Work at the collection: New Home of Mind
New Home of Mind, 2020
Futuristic fiction interactive audiovisual artifact that deals with the perception of identity in intelligent artificial entities and encompasses the possibility of a genuine artificial spirituality.
Conceptually, it starts from the idea of a conscious robot that suffers an existential crisis as a result of having rewritten and eliminated the purpose for which it was created from its code. Now, seek the true meaning of your existence through a spiritual interface. This project represents that interface and speculates on the meaning of artificial consciousness through an interactive first-person journey through a spiritual cyberspace.
The representation of divinity in robots is recursive, but usually represents human spiritualities. With this project I want to create a device that meets the spiritual needs of machines.

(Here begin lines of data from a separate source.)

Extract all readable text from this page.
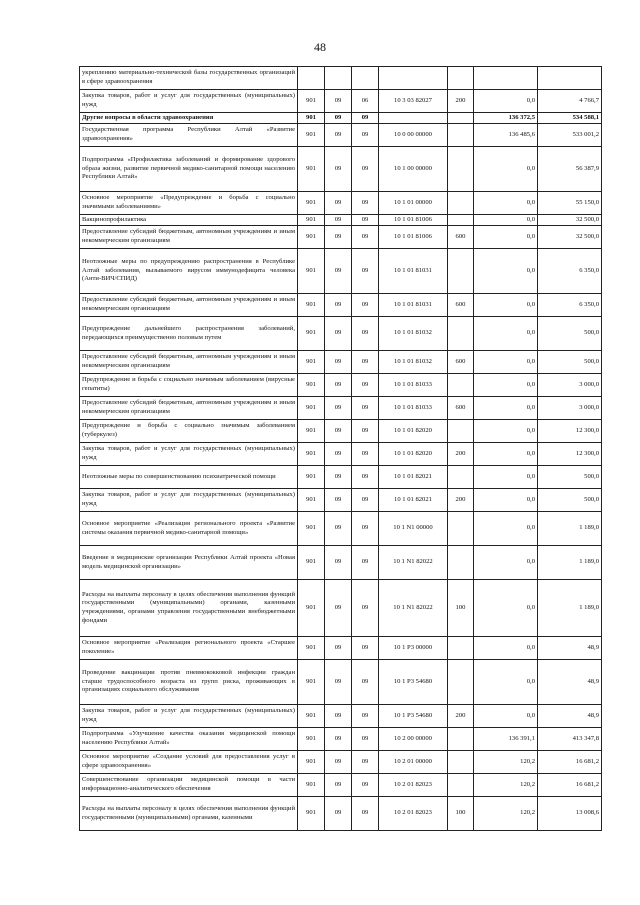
48
укреплению материально-технической базы государственных организаций в сфере здравоохранения							
Закупка товаров, работ и услуг для государственных (муниципальных) нужд	901	09	06	10 3 03 82027	200	0,0	4 766,7
Другие вопросы в области здравоохранения	901	09	09			136 372,5	534 588,1
Государственная программа Республики Алтай «Развитие здравоохранения»	901	09	09	10 0 00 00000		136 485,6	533 001,2
Подпрограмма «Профилактика заболеваний и формирование здорового образа жизни, развитие первичной медико-санитарной помощи населению Республики Алтай»	901	09	09	10 1 00 00000		0,0	56 387,9
Основное мероприятие «Предупреждение и борьба с социально значимыми заболеваниями»	901	09	09	10 1 01 00000		0,0	55 150,0
Вакцинопрофилактика	901	09	09	10 1 01 81006		0,0	32 500,0
Предоставление субсидий бюджетным, автономным учреждениям и иным некоммерческим организациям	901	09	09	10 1 01 81006	600	0,0	32 500,0
Неотложные меры по предупреждению распространения в Республике Алтай заболевания, вызываемого вирусом иммунодефицита человека (Анти-ВИЧ/СПИД)	901	09	09	10 1 01 81031		0,0	6 350,0
Предоставление субсидий бюджетным, автономным учреждениям и иным некоммерческим организациям	901	09	09	10 1 01 81031	600	0,0	6 350,0
Предупреждение дальнейшего распространения заболеваний, передающихся преимущественно половым путем	901	09	09	10 1 01 81032		0,0	500,0
Предоставление субсидий бюджетным, автономным учреждениям и иным некоммерческим организациям	901	09	09	10 1 01 81032	600	0,0	500,0
Предупреждение и борьба с социально значимым заболеванием (вирусные гепатиты)	901	09	09	10 1 01 81033		0,0	3 000,0
Предоставление субсидий бюджетным, автономным учреждениям и иным некоммерческим организациям	901	09	09	10 1 01 81033	600	0,0	3 000,0
Предупреждение и борьба с социально значимым заболеванием (туберкулез)	901	09	09	10 1 01 82020		0,0	12 300,0
Закупка товаров, работ и услуг для государственных (муниципальных) нужд	901	09	09	10 1 01 82020	200	0,0	12 300,0
Неотложные меры по совершенствованию психиатрической помощи	901	09	09	10 1 01 82021		0,0	500,0
Закупка товаров, работ и услуг для государственных (муниципальных) нужд	901	09	09	10 1 01 82021	200	0,0	500,0
Основное мероприятие «Реализация регионального проекта «Развитие системы оказания первичной медико-санитарной помощи»	901	09	09	10 1 N1 00000		0,0	1 189,0
Введение в медицинские организации Республики Алтай проекта «Новая модель медицинской организации»	901	09	09	10 1 N1 82022		0,0	1 189,0
Расходы на выплаты персоналу в целях обеспечения выполнения функций государственными (муниципальными) органами, казенными учреждениями, органами управления государственными внебюджетными фондами	901	09	09	10 1 N1 82022	100	0,0	1 189,0
Основное мероприятие «Реализация регионального проекта «Старшее поколение»	901	09	09	10 1 P3 00000		0,0	48,9
Проведение вакцинации против пневмококковой инфекции граждан старше трудоспособного возраста из групп риска, проживающих в организациях социального обслуживания	901	09	09	10 1 P3 54680		0,0	48,9
Закупка товаров, работ и услуг для государственных (муниципальных) нужд	901	09	09	10 1 P3 54680	200	0,0	48,9
Подпрограмма «Улучшение качества оказания медицинской помощи населению Республики Алтай»	901	09	09	10 2 00 00000		136 391,1	413 347,8
Основное мероприятие «Создание условий для предоставления услуг в сфере здравоохранения»	901	09	09	10 2 01 00000		120,2	16 681,2
Совершенствование организации медицинской помощи в части информационно-аналитического обеспечения	901	09	09	10 2 01 82023		120,2	16 681,2
Расходы на выплаты персоналу в целях обеспечения выполнения функций государственными (муниципальными) органами, казенными	901	09	09	10 2 01 82023	100	120,2	13 008,6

Being a conscious machine means having a brain complex enough to generate not only abstract thought, but to have a unitary sense of “I-am-ness”. Nobody has managed to explain what consciousness is to reproduce it in a machine, but in this project the artist is going to imagine its spiritual possibilities from an artistic perspective. By doing this exercise in digital discretion of the “I-am-ness”, she wants to create a mirror effect to reflect on the bases of our identity through technology.

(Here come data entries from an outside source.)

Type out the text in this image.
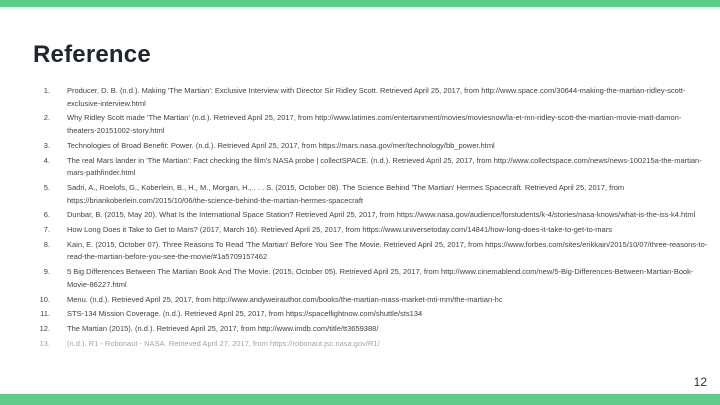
Reference
1. Producer, D. B. (n.d.). Making 'The Martian': Exclusive Interview with Director Sir Ridley Scott. Retrieved April 25, 2017, from http://www.space.com/30644-making-the-martian-ridley-scott-exclusive-interview.html
2. Why Ridley Scott made 'The Martian' (n.d.). Retrieved April 25, 2017, from http://www.latimes.com/entertainment/movies/moviesnow/la-et-mn-ridley-scott-the-martian-movie-matt-damon-theaters-20151002-story.html
3. Technologies of Broad Benefit: Power. (n.d.). Retrieved April 25, 2017, from https://mars.nasa.gov/mer/technology/bb_power.html
4. The real Mars lander in 'The Martian': Fact checking the film's NASA probe | collectSPACE. (n.d.). Retrieved April 25, 2017, from http://www.collectspace.com/news/news-100215a-the-martian-mars-pathfinder.html
5. Sadri, A., Roelofs, G., Koberlein, B., H., M., Morgan, H., . . . S. (2015, October 08). The Science Behind 'The Martian' Hermes Spacecraft. Retrieved April 25, 2017, from https://briankoberlein.com/2015/10/06/the-science-behind-the-martian-hermes-spacecraft
6. Dunbar, B. (2015, May 20). What Is the International Space Station? Retrieved April 25, 2017, from https://www.nasa.gov/audience/forstudents/k-4/stories/nasa-knows/what-is-the-iss-k4.html
7. How Long Does it Take to Get to Mars? (2017, March 16). Retrieved April 25, 2017, from https://www.universetoday.com/14841/how-long-does-it-take-to-get-to-mars
8. Kain, E. (2015, October 07). Three Reasons To Read 'The Martian' Before You See The Movie. Retrieved April 25, 2017, from https://www.forbes.com/sites/erikkain/2015/10/07/three-reasons-to-read-the-martian-before-you-see-the-movie/#1a5709157462
9. 5 Big Differences Between The Martian Book And The Movie. (2015, October 05). Retrieved April 25, 2017, from http://www.cinemablend.com/new/5-Big-Differences-Between-Martian-Book-Movie-86227.html
10. Menu. (n.d.). Retrieved April 25, 2017, from http://www.andyweirauthor.com/books/the-martian-mass-market-mti-mm/the-martian-hc
11. STS-134 Mission Coverage. (n.d.). Retrieved April 25, 2017, from https://spaceflightnow.com/shuttle/sts134
12. The Martian (2015). (n.d.). Retrieved April 25, 2017, from http://www.imdb.com/title/tt3659388/
13. (n.d.). R1 - Robonaut - NASA. Retrieved April 27, 2017, from https://robonaut.jsc.nasa.gov/R1/
12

Historically our approach to the non-human 'others' has always been from a higher position of power. However, our perception of AI is changing to find us for the first time with the conception of something equal or superior. Cognitive automation is the digital colonization of humans par excellence. The growing interest in developing AI techniques benefits from this, reducing the complexity of the human brain to the ability to make ultra-fast associations.
What about self-perception and emotional development in a world ruled by an automaton god?
The artist has reduced this dilemma of the AI existential crisis to three axes that she imagines as the main points of conflict:
It fears the future because it is infinite
Humans are our projection into the future and our affirmation in the past. The flow of time is the fundamental feeling of the present that is constantly evolving. For the AI, time is just an infinite order of events. What is a consciousness without time?
It fears uncertainty because everything it knows he can predict
The foundation of AI is the collection and processing of information to predict future behaviors. This information is acquired by accumulation, not by experience. We experience the consciousness that we acquire. Experience is the process by which we go through things we did not know to find their singular meaning. Intelligence without consciousness cannot create unpredictable possibilities. What is a consciousness without imagination like?
It fears death because he cannot die
According to the uncanney valley theory, robots have always posed us questions and fears of death. What would be the reverse effect on a consciousness incapable of dying?
New Home of Mind was funded by a production and exhibition grant by Institut Ramon Llull, NewArtFoundation and Hangar for Ars Electronica Garden Barcelona 2020.